JCLEC (Java Class Library for Evolutionary Computation) is a software system for Evolutionary Computation research, developed in the Java programming language. It provides a high-level software framework to do any kind of Evolutionary Algorithm (EA), providing support for genetic algorithms (binary, integer and real encoding), genetic programming (Koza’s style, strongly typed, and grammar based) and evolutionary programming.
KEEL (Knowledge Extraction based on Evolutionary Learning) is an open source (GPLv3) Java software tool that can be used for a large number of different knowledge data discovery tasks. KEEL provides a simple GUI based on data flow to design experiments with different datasets and computational intelligence algorithms (paying special attention to evolutionary algorithms) in order to assess the behavior of the algorithms.
datapro4j is a Java API for processing data extracted from diverse heterogeneous sources (e.g. databases, files with different formats, Internet, etc.) making, for example, migration between data formats pretty easy: the programmer only needs to read values from one given format and then write them to another different one. Further, datapro4j allows the programmer to easily develop their own algorithms on datasets.
MLDA (Multi-Label Dataset Analyzer) is an open source (GPLv3) Java software for data exploration and analysis of multi-label (ML) and multi-view multi-label (MVML) datasets which includes both a GUI tool and a Java API. It provides an easy to use tool for multi-label datasets analysis, including a wide set of characterization metrics, charts for measuring the imbalance and relationship among labels, several methods for data preprocessing and transformation, MVML datasets characterization and allowing to load several datasets simultaneously.

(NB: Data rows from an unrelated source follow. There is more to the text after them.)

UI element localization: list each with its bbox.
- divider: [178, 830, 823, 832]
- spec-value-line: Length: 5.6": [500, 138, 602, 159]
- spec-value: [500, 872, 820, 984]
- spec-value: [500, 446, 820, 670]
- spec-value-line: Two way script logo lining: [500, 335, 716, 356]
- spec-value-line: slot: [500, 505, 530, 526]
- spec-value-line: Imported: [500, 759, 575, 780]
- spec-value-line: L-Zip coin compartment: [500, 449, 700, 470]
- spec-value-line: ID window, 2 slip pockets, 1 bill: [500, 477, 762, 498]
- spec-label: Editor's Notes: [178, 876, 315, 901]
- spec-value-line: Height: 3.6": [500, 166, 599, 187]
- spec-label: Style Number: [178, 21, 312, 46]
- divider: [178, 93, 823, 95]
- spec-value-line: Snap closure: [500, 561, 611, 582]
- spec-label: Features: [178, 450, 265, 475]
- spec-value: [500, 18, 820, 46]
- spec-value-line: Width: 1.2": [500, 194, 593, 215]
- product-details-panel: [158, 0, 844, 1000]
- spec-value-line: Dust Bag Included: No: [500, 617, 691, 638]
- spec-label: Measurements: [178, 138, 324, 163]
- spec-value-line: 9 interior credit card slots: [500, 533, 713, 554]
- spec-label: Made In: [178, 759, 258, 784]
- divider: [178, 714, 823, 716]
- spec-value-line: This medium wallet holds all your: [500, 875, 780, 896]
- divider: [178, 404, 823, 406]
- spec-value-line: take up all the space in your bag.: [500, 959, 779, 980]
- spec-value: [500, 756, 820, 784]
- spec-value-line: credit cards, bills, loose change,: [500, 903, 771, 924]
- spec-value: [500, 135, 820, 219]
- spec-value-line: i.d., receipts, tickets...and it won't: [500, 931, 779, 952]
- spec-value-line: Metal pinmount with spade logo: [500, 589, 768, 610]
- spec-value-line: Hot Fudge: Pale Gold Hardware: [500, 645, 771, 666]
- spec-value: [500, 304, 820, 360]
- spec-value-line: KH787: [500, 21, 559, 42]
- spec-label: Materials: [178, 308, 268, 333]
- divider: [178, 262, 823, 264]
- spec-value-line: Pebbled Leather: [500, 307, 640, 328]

JCLAL (Java Class Library for Active Learning) is a general purpose framework developed in Java for the active learning (AL) research area. JCLAL framework is open source and it is distributed under the GNU General Public License. It is constructed with a high-level software environment, with a strong object oriented design and use of design patterns, which allow to adapt, modify or extend the framework according to developer’s needs.
MDM (Moodle Data Mining) Tool is a framework to extract interesting and previously unknown knowledge hidden in Moodle data by means of different DM techniques. Moreover, given that it can be easily integrated into Moodle as a module for a specific course, any of the DM techniques included in this tool use the same interface than Moodle.